8 C.F.R. 211.3, as amended, reads:

Authority to grant individual waivers. Any alien * * * who has been lawfully admitted to the United States for permanent residence and who is applying for admission to the United States after a temporary absence may be granted * * * a visa waiver * * * upon a determination * * * that presentation of a visa * * * is impracticable because of emergent circumstances over which the alien has no control and that undue hardship would result to such alien if such presentation is required: * * *.

We hold that, because of the present wording of the regulation, this case clearly comes within the scope of our decision in the Matter of SS. "Florida" (F-0606/1549, April 1, 1954, Int. Dec. No. 590). For the reasons set forth therein, we conclude that a fine has properly been imposed on this carrier for bringing the alien passenger to the United States without a visa. Also, the amendment of the regulation renders inapplicable here the prior decisions of this Board cited by counsel; they were based on the regulation prior to its amendment.

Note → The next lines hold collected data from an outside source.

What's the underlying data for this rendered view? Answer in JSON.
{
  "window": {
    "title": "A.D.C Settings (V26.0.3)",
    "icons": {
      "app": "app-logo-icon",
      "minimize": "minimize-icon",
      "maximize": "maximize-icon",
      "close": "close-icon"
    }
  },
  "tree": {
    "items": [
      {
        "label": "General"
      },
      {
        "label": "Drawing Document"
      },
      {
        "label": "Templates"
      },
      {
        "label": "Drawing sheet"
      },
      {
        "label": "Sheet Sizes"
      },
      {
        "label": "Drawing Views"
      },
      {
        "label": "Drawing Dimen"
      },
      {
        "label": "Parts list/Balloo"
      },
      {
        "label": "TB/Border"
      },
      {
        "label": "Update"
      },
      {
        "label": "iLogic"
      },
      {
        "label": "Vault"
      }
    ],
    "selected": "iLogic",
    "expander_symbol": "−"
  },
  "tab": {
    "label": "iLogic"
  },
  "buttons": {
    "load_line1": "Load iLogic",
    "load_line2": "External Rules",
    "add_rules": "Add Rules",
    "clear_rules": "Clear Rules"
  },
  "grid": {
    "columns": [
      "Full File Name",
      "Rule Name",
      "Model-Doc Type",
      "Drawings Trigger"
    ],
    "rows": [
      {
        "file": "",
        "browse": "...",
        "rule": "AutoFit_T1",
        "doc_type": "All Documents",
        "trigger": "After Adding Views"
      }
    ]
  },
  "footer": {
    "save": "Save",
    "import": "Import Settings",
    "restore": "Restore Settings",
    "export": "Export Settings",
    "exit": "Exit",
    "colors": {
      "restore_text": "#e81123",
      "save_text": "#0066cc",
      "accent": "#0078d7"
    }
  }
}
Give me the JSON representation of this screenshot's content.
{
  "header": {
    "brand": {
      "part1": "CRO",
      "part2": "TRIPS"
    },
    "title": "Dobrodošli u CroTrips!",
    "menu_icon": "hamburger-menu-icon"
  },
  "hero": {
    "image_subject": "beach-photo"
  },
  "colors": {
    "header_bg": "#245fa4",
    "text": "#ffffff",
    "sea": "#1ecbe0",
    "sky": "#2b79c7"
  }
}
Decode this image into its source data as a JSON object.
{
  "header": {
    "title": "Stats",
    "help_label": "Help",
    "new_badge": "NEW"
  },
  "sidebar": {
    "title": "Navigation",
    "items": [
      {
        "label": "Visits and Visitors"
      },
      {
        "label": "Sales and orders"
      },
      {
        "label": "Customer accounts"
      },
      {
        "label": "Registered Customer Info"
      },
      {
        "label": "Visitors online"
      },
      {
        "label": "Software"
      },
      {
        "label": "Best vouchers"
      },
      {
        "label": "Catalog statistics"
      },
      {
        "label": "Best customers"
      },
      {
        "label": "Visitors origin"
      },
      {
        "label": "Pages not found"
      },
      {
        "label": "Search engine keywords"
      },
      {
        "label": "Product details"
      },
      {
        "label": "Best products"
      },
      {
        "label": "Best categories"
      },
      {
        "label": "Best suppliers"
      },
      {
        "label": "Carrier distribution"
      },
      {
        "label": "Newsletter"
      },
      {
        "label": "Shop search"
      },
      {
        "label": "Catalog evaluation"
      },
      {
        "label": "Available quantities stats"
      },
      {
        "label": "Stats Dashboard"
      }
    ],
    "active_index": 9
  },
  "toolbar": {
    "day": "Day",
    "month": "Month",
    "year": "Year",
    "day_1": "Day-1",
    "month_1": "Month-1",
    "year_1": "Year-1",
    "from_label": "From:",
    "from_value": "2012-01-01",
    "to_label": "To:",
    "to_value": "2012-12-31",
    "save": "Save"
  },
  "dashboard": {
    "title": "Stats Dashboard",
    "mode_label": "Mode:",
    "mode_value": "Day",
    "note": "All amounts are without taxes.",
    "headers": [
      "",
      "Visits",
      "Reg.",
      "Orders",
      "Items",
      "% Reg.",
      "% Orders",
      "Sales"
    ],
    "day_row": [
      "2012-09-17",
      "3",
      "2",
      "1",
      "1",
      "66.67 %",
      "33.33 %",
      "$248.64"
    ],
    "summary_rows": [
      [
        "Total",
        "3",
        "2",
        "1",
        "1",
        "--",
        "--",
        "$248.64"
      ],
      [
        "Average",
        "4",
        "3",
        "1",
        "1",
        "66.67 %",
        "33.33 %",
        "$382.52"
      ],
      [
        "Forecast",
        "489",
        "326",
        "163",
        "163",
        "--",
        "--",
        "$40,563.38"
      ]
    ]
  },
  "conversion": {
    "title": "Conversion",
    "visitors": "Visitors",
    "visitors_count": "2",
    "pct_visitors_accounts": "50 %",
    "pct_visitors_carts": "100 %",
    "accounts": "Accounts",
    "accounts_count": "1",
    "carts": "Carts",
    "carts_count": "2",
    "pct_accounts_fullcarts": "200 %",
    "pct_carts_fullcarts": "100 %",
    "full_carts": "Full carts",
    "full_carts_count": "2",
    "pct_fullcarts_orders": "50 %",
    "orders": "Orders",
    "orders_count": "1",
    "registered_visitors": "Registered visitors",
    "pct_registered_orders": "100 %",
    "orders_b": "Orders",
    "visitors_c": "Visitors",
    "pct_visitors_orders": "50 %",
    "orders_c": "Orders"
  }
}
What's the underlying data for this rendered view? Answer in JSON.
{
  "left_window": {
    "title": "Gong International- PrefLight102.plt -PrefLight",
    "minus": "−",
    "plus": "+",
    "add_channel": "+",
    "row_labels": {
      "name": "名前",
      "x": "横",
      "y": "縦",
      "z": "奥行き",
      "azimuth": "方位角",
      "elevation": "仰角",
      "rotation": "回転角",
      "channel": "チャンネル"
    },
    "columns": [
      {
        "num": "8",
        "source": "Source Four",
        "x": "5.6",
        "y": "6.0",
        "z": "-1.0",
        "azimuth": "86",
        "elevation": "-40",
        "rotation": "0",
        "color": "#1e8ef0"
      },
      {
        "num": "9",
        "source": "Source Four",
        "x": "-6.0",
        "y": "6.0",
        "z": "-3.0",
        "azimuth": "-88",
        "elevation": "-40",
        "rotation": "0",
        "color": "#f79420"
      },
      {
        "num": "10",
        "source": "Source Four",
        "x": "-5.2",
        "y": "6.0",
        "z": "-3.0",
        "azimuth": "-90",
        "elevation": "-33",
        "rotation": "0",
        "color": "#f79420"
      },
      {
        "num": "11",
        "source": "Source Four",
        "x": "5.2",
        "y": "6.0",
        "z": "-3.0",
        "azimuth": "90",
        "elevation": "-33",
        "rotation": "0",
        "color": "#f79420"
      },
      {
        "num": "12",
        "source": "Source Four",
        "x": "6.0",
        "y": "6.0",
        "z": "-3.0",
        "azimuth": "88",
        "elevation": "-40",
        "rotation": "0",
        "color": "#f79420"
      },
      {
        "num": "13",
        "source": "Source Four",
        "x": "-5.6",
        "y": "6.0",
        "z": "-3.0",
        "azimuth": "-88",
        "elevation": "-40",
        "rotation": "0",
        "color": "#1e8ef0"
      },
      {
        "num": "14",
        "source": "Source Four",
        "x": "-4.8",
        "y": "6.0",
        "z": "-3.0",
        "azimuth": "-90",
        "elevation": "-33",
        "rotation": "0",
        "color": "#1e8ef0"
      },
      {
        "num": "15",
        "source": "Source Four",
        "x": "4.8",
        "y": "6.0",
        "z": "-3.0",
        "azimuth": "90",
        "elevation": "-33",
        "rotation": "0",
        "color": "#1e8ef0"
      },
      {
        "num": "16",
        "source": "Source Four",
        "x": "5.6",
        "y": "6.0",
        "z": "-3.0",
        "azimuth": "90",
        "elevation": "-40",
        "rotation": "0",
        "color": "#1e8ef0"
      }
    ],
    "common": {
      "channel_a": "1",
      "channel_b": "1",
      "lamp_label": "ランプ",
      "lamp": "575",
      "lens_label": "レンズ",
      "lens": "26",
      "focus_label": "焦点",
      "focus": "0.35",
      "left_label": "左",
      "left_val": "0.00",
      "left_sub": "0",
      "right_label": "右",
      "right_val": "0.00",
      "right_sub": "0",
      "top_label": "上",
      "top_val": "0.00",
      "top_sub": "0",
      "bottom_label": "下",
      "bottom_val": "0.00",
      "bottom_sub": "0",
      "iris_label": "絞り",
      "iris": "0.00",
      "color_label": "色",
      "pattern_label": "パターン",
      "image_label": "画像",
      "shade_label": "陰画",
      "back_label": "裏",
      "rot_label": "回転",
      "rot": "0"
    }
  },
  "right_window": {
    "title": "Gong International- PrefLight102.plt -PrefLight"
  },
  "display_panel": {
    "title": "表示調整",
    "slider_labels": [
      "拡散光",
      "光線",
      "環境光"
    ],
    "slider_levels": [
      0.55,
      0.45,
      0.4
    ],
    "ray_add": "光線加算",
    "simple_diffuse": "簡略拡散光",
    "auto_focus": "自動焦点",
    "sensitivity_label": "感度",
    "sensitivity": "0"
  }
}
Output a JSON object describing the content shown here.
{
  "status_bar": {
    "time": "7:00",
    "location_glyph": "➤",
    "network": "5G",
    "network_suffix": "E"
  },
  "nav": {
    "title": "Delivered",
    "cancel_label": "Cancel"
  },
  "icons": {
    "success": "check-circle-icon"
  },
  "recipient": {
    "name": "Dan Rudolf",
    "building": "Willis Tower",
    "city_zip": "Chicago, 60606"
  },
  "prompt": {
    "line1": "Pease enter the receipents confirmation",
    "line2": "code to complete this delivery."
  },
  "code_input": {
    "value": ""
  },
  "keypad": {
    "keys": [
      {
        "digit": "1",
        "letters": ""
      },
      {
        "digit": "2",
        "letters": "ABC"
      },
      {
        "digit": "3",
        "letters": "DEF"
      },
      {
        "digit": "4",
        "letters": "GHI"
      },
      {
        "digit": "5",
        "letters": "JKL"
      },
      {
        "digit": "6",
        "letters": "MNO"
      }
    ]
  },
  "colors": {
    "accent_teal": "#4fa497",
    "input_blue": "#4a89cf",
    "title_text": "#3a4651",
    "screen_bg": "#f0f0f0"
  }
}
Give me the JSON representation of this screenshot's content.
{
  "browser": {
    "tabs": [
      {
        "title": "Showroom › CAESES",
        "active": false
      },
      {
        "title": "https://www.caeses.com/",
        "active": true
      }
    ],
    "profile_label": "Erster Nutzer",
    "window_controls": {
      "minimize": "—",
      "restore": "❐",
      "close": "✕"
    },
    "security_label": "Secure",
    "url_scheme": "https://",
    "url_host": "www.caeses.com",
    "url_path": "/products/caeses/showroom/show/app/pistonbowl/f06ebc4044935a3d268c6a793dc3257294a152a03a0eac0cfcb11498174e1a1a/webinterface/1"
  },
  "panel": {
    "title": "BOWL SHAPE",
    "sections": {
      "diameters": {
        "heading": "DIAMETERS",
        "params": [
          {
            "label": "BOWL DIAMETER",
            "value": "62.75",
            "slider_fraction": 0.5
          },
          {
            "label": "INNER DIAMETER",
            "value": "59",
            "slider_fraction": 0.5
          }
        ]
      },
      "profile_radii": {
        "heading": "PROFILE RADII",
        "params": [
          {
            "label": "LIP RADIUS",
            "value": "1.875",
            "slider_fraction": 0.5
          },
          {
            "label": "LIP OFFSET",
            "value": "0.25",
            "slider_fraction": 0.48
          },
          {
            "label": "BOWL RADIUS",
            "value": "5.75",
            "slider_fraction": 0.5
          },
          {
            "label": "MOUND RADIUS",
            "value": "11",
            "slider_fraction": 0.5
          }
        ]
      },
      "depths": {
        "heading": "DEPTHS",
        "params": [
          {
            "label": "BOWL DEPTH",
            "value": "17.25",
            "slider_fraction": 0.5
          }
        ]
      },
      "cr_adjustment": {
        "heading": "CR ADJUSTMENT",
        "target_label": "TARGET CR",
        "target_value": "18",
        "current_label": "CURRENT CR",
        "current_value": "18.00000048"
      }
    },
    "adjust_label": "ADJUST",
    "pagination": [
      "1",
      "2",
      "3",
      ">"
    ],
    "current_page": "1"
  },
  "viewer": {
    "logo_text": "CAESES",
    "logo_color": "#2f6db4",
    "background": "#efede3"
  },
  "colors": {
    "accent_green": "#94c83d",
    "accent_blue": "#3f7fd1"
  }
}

Counsel alternatively argued that our present holding brings this regulation into conflict with the statute. The theory is that 8 C.F.R. 211.3 is merely descriptive of the statutory waiver set forth in section 211 (b) of the act. Again, we disagree.

We find that the regulation meets the test of its validity. It was promulgated by the Attorney General who is charged with the administration of the immigration laws, and it is addressed to the enforcement of those laws. Its promulgation is specifically authorized in the very section of the law relied upon by counsel. The provisions of the regulation supplement the statute rather than conflict with it.

Finally, due diligence is obviously not a factor here, and the statute makes no provision for mitigation. Therefore, we will now enter an order dismissing this appeal.

Order: It is ordered that the appeal be and the same is hereby dismissed.